Дальше: Симптом прилипшей пятки против синдрома слипшихся извилин

Circulus vitiosus

Жена «крестника» Алексея Ивановича написала благодарственное письмо в департамент здравоохранения. Благодарственные письма, да еще и не написанные самими медиками или их родней, в департаменте получают далеко не так часто, как жалобы. А тут еще и ежедневные требования «публичного позитива» со стороны руководства. Поэтому сотрудники департамента подсуетились и организовали статью в пятничном выпуске ежедневной газеты «Новое московское время», выходящей миллионным тиражом. В пятничном выпуске, который считается самым популярным, потому что в нем печатается телевизионная программа на следующую неделю!
Для «Нового московского времени» Алексея Ивановича сфотографировали с ларингоскопом в руках («Должны же быть у профессионала какие-то атрибуты… Фонендоскоп? Ну, это же пошло, как врач — так сразу с фонендоскопом… Надо что-то новенькое, незаезженное…») и вместе с коллективом приемного отделения. С подтекстом — не один у нас такой доктор Боткин, а много. Корреспондент из «Времени» в беседе больше напирал на личное — семейная жизнь, домашние животные, хобби и все такое. Главный редактор «Времени» (он же и владелец газеты) еще в начале своей журналистской деятельности усвоил, что сплетни интересуют людей куда больше, чем новости.
Алексей Иванович, обжегшись на молоке, трижды повторил, что родство его с Сергеем Петровичем Боткиным не установлено, но рассказал про свою любовь к истории, про свои робкие исторические изыскания. Насчет семейной жизни не распространялся, сказал только, что холост и постоянной подруги не имеет, упомянул о маме, сказал, что до пенсии она работала библиотекарем. Корреспондент слушал очень внимательно, да еще и диктофон работал, так что можно было надеяться на то, что он ничего не переврет и не напутает.
Корреспондент не переврал и не напутал, а просто наврал. С три короба. В статье, называвшейся без затей, но броско: «Доктор Боткин». Алексея Ивановича представили читателям, как «прямого потомка того самого Боткина, основателя одноименной московской больницы» и кандидата наук. Алексей Иванович с интересом узнал, что его мать до выхода на пенсию работала главным врачом роддома номер один в городе Мышкине и что он приехал в Москву не столько в поисках сносного заработка, сколько в поисках подходящей спутницы жизни.
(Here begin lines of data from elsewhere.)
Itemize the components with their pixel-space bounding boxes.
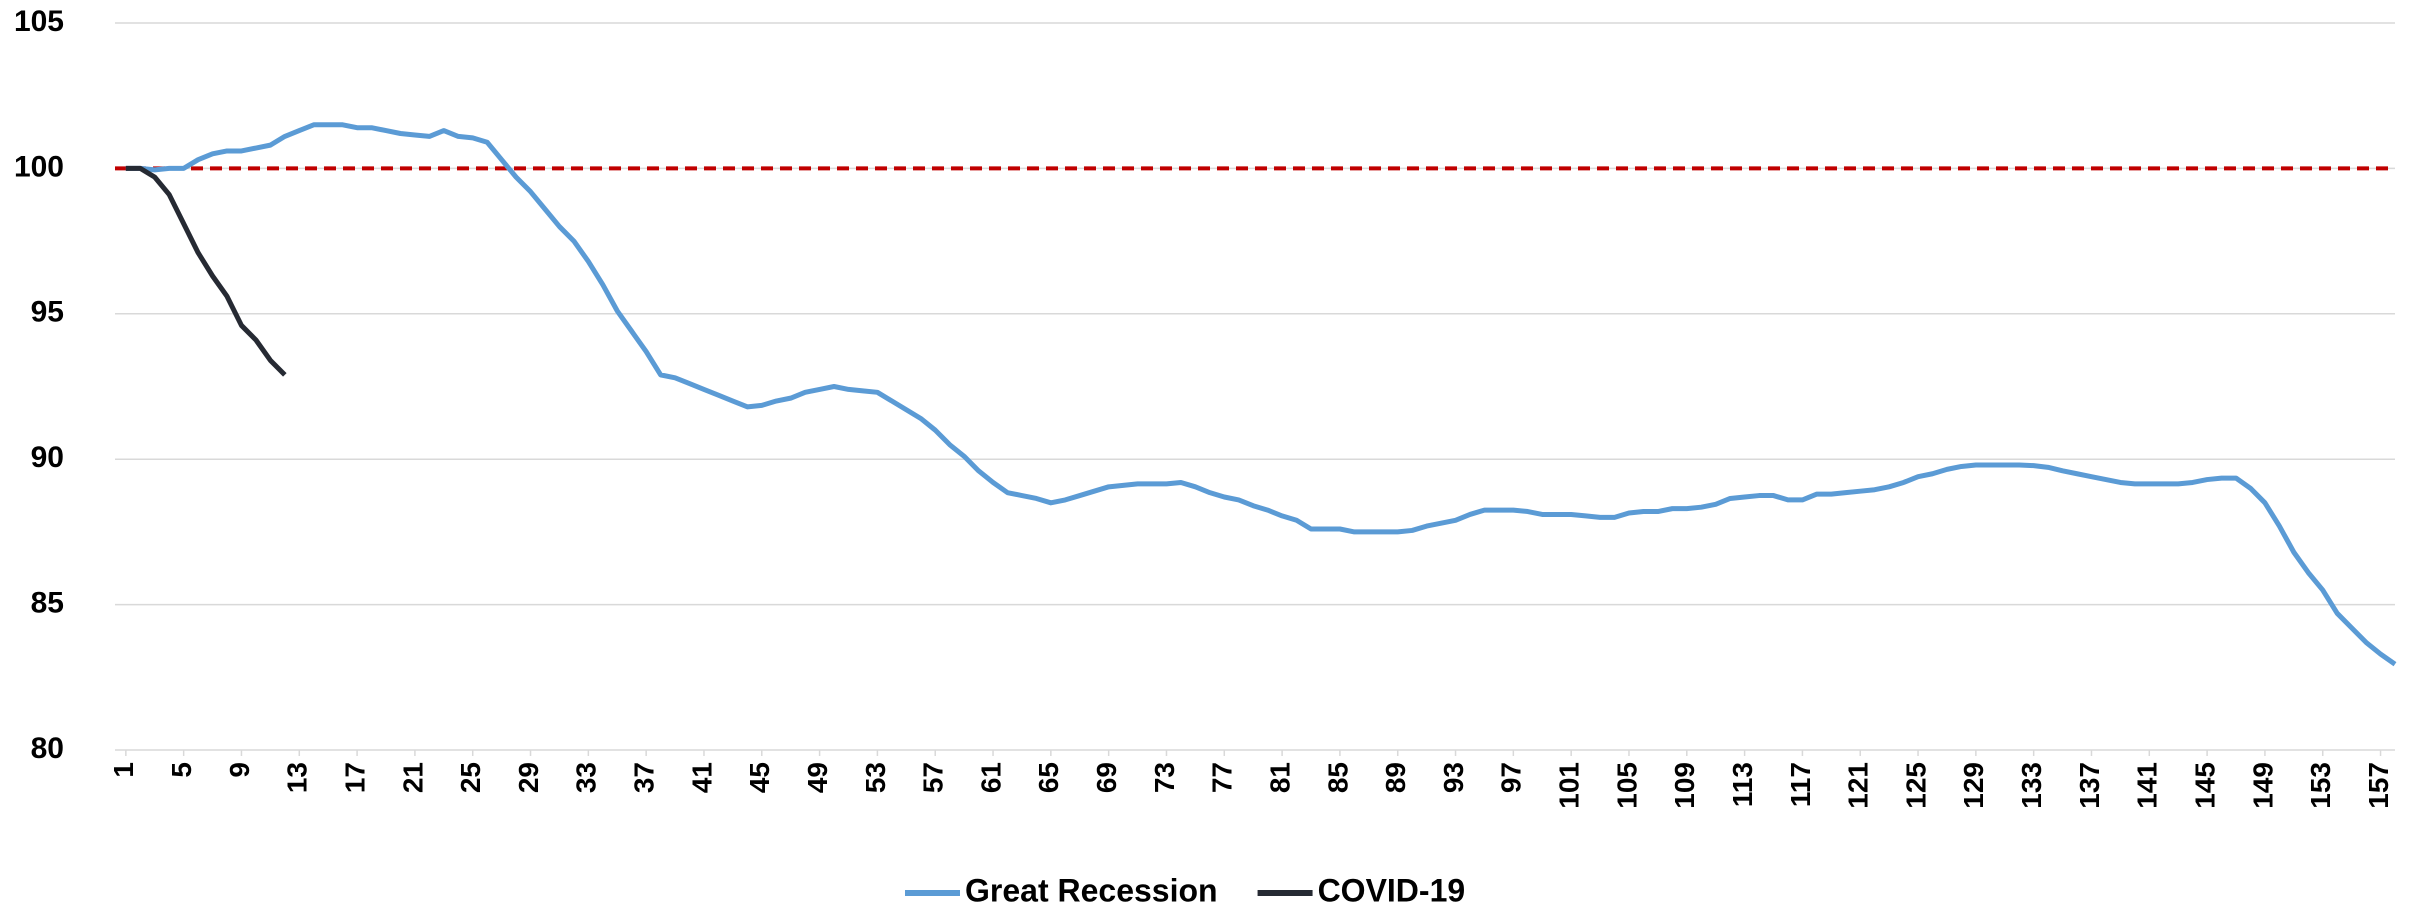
- x-tick-label: 37: [629, 762, 660, 793]
- x-tick-label: 125: [1900, 762, 1931, 809]
- legend-label: Great Recession: [965, 872, 1218, 908]
- y-tick-label: 105: [14, 5, 64, 38]
- x-tick-label: 129: [1958, 762, 1989, 809]
- legend-label: COVID-19: [1318, 872, 1466, 908]
- x-tick-label: 9: [224, 762, 255, 778]
- series-line: [125, 122, 2397, 667]
- x-tick-label: 61: [975, 762, 1006, 793]
- legend: Great Recession COVID-19: [905, 872, 1465, 908]
- y-tick-label: 85: [31, 587, 64, 620]
- x-tick-label: 137: [2074, 762, 2105, 809]
- x-tick-label: 73: [1149, 762, 1180, 793]
- x-tick-label: 101: [1554, 762, 1585, 809]
- x-tick-label: 141: [2132, 762, 2163, 809]
- x-tick-label: 33: [571, 762, 602, 793]
- y-tick-label: 80: [31, 732, 64, 765]
- x-tick-label: 69: [1091, 762, 1122, 793]
- x-tick-label: 21: [397, 762, 428, 793]
- x-tick-label: 57: [918, 762, 949, 793]
- x-tick-label: 121: [1843, 762, 1874, 809]
- x-tick-label: 45: [744, 762, 775, 793]
- x-tick-label: 97: [1496, 762, 1527, 793]
- x-tick-label: 153: [2305, 762, 2336, 809]
- x-tick-label: 1: [108, 762, 139, 778]
- x-tick-label: 65: [1033, 762, 1064, 793]
- x-tick-label: 41: [686, 762, 717, 793]
- x-tick-label: 85: [1322, 762, 1353, 793]
- x-tick-label: 109: [1669, 762, 1700, 809]
- x-tick-label: 105: [1611, 762, 1642, 809]
- x-tick-label: 133: [2016, 762, 2047, 809]
- x-tick-label: 81: [1264, 762, 1295, 793]
- x-tick-label: 157: [2363, 762, 2394, 809]
- x-tick-label: 77: [1207, 762, 1238, 793]
- x-tick-label: 5: [166, 762, 197, 778]
- x-tick-label: 145: [2189, 762, 2220, 809]
- series-line: [125, 165, 287, 377]
- x-tick-label: 17: [339, 762, 370, 793]
- x-tick-label: 25: [455, 762, 486, 793]
- x-tick-label: 89: [1380, 762, 1411, 793]
- x-tick-label: 53: [860, 762, 891, 793]
- y-tick-label: 95: [31, 296, 64, 329]
- x-tick-label: 29: [513, 762, 544, 793]
- x-tick-label: 113: [1727, 762, 1758, 807]
- y-tick-label: 90: [31, 441, 64, 474]
- x-tick-label: 149: [2247, 762, 2278, 809]
- x-tick-label: 49: [802, 762, 833, 793]
- x-tick-label: 93: [1438, 762, 1469, 793]
- x-tick-label: 117: [1785, 762, 1816, 807]
- y-tick-label: 100: [14, 150, 64, 183]
- x-tick-label: 13: [282, 762, 313, 793]
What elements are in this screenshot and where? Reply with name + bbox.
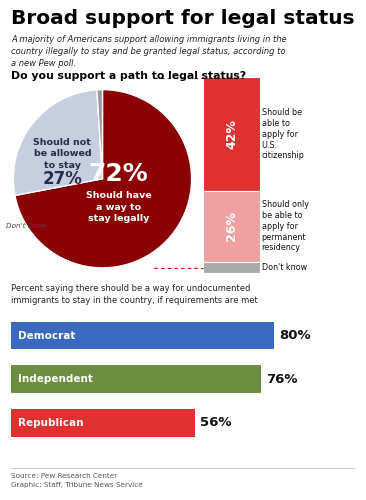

— Сколько же мы нового о вас узнали, Алексей Иванович, — сказала старшая медсестра.
— Я сам о себе много чего узнал, Надежда Тимофеевна, — Боткин горько усмехнулся. — И о том, что Сергей Петрович основал Боткинскую больницу, и о том, что мама моя, оказывается, была главным врачом роддома, да еще первого! Значит, должен быть и второй? И это в Мышкине, где никаких роддомов нет, а есть только два отделения в ЦРБ — родильное и гинекологическое? И когда это я кандидатскую защитил? Сам не помню. Наверное, он меня с кем-то другим перепутал, заработался…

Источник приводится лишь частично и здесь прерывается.